FERC issued an order Monday vacating certificate authority previously granted to NE Hub Partners in 1998 for a 6 Bcf high deliverability storage project in Pennsylvania (see Daily GPI, April 16, 1998). In April, NE Hub, which is now owned by Dominion Resources, requested that its certificate be vacated because the storage project is uneconomic and has no customers.

“NE Hub states that it continues to explore the substantial potential for development of this project on a smaller scale, given the project’s natural advantages of proximity to major pipeline systems and to growing northeastern markets,” FERC said in its order.

“Further the ongoing evolution of technology for developing salt caverns for natural gas storage in bedded salt formations will assist in future development of such projects. Currently, however, NE Hub considers its project no longer economically feasible as measured against current natural gas storage markets. Consequently, NE Hub requests that the certificate be vacated without prejudice to NE Hub’s future reference to materials filed in this docket in the even [it] refiles for certificate authorization of any revised project.”

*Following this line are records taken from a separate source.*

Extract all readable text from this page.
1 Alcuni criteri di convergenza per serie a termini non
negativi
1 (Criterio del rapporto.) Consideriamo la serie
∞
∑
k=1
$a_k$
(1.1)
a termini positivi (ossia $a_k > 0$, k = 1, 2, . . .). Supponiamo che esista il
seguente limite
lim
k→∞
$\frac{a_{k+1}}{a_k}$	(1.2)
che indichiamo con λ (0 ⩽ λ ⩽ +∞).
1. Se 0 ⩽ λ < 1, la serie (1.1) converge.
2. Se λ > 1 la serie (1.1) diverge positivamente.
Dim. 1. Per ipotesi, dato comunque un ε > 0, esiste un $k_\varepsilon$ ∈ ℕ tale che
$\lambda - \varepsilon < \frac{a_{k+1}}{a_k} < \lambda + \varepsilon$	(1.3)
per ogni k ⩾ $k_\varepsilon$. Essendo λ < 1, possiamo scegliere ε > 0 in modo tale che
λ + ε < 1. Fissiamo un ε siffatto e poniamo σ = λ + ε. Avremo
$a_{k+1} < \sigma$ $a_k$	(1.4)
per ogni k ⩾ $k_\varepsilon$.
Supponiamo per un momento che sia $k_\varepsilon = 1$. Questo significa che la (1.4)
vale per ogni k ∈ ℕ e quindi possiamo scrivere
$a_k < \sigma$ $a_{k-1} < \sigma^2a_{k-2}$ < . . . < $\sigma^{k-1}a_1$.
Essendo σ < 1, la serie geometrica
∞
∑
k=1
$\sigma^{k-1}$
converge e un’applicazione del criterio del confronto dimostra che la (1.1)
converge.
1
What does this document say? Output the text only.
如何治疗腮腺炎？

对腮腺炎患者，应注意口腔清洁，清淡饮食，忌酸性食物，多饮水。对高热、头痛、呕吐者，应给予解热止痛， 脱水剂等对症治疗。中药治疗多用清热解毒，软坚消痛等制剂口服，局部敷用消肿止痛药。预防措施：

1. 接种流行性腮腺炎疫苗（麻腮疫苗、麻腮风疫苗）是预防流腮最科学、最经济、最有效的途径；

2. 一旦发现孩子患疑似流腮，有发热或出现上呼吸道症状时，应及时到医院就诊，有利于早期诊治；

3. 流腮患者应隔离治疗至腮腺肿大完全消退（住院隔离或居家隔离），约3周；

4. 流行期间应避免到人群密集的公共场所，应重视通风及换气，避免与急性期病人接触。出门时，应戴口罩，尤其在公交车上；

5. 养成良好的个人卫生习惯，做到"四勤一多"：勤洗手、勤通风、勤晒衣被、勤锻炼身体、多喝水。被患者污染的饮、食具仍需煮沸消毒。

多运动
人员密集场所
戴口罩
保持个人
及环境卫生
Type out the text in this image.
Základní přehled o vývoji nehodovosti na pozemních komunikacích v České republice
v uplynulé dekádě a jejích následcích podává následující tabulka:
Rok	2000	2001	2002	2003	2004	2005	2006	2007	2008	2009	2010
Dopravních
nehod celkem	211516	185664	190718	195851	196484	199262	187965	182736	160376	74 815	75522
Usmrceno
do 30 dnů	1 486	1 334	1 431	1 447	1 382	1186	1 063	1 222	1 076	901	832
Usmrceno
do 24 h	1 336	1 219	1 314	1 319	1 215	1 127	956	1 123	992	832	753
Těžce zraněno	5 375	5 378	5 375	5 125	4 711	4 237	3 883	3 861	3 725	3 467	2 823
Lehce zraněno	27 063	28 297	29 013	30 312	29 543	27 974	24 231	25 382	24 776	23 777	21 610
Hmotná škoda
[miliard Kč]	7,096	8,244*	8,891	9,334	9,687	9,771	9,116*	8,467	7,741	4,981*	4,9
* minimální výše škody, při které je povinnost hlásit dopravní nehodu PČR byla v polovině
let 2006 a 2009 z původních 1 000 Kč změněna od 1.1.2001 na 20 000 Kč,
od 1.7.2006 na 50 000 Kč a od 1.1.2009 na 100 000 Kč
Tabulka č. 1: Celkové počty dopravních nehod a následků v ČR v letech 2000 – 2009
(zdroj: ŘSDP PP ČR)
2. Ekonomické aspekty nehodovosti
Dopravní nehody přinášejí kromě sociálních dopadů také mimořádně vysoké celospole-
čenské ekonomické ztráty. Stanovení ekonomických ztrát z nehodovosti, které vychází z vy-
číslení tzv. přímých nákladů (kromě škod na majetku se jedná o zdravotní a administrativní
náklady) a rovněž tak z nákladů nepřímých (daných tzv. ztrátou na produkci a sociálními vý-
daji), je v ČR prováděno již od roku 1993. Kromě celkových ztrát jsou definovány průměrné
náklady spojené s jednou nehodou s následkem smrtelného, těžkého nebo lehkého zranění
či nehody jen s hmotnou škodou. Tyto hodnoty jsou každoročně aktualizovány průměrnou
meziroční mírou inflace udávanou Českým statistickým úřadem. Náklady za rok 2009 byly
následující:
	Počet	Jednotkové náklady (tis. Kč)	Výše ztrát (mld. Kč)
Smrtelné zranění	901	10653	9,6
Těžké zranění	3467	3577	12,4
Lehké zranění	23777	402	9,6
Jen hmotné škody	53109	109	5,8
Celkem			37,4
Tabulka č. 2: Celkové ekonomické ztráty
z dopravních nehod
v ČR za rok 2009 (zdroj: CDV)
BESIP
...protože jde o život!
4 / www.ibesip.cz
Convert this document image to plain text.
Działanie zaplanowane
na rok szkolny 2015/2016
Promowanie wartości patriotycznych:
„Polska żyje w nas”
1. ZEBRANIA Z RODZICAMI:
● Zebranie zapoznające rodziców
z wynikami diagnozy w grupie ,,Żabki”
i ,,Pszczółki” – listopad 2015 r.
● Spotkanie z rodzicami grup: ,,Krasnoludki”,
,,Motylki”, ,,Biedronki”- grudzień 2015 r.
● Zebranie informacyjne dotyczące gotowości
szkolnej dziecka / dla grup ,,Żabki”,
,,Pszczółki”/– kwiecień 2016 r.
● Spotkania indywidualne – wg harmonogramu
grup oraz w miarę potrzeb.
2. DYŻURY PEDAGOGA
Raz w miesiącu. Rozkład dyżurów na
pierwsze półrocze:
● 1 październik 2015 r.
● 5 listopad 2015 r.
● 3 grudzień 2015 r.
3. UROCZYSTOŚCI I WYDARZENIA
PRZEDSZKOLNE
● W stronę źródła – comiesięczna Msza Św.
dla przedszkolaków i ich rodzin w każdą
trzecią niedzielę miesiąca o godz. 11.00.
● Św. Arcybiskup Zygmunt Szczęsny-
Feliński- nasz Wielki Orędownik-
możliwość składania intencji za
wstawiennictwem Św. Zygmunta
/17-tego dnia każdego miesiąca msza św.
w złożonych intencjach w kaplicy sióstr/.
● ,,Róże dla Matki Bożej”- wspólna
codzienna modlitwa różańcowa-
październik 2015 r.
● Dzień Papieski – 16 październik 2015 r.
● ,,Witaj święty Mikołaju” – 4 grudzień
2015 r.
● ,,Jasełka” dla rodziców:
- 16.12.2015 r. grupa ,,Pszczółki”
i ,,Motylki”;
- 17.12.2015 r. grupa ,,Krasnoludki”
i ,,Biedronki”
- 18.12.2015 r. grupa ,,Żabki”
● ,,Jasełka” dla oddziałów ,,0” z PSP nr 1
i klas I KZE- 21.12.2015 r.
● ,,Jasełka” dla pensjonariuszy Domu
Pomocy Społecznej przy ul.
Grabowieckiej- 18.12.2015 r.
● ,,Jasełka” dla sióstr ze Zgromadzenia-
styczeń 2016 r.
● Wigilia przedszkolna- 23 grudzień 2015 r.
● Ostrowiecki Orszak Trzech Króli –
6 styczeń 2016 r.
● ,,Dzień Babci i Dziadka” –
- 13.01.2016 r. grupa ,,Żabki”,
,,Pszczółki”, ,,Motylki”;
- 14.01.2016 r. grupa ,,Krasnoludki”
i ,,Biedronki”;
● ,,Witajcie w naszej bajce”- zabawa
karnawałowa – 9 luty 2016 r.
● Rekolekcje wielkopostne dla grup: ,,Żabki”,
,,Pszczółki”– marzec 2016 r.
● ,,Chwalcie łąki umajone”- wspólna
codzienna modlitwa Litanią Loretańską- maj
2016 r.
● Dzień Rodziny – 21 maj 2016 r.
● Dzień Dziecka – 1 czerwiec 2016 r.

NE Hub told the Commission in April that all precedent agreements that previously supported the project have been terminated or have expired on their own terms and that no customers will be impacted or any service terminated.

The project originally was to include bedded salt caverns with a total of 7.8 Bcf of capacity, including 5-6 Bcf of working capacity and 1.8 Bcf of cushion gas. The facility was expected to have an injection rate of 250 MMcf/d, and a maximum withdrawal rate of 500 MMcf/d. NE Hub originally entered into 15-year storage service contracts with now defunct Tejas Power Corp. for 1.25 Bcf/d of working gas capacity and with Southern Connecticut Gas for about 0.12 Bcf/d. It also had signed a 10-year agreement with Aquila Energy Marketing for about 0.5 Bcf/d.

But the project was controversial from its inception because its original planners, Market Hub Partners (now part of Duke Energy), intended to drill through a large operating storage field to the salt deposits beneath the field in order to develop caverns for holding gas (see Daily GPI, Aug 28, 1998). The owners of the existing storage field, CNG Transmission, which is now Dominion Transmission, and Penn Fuel Gas, which now is part of PPL, opposed the NE Hub project because of the storage competition that it would bring and the danger its development would pose to their existing operations.

Dominion ended up buying the project partly in an effort to kill it. But according to the FERC order, NE Hub may eventually be resurrected to provide the Northeast with much needed high-deliverability storage if a way can be found to avoid damaging existing storage operations.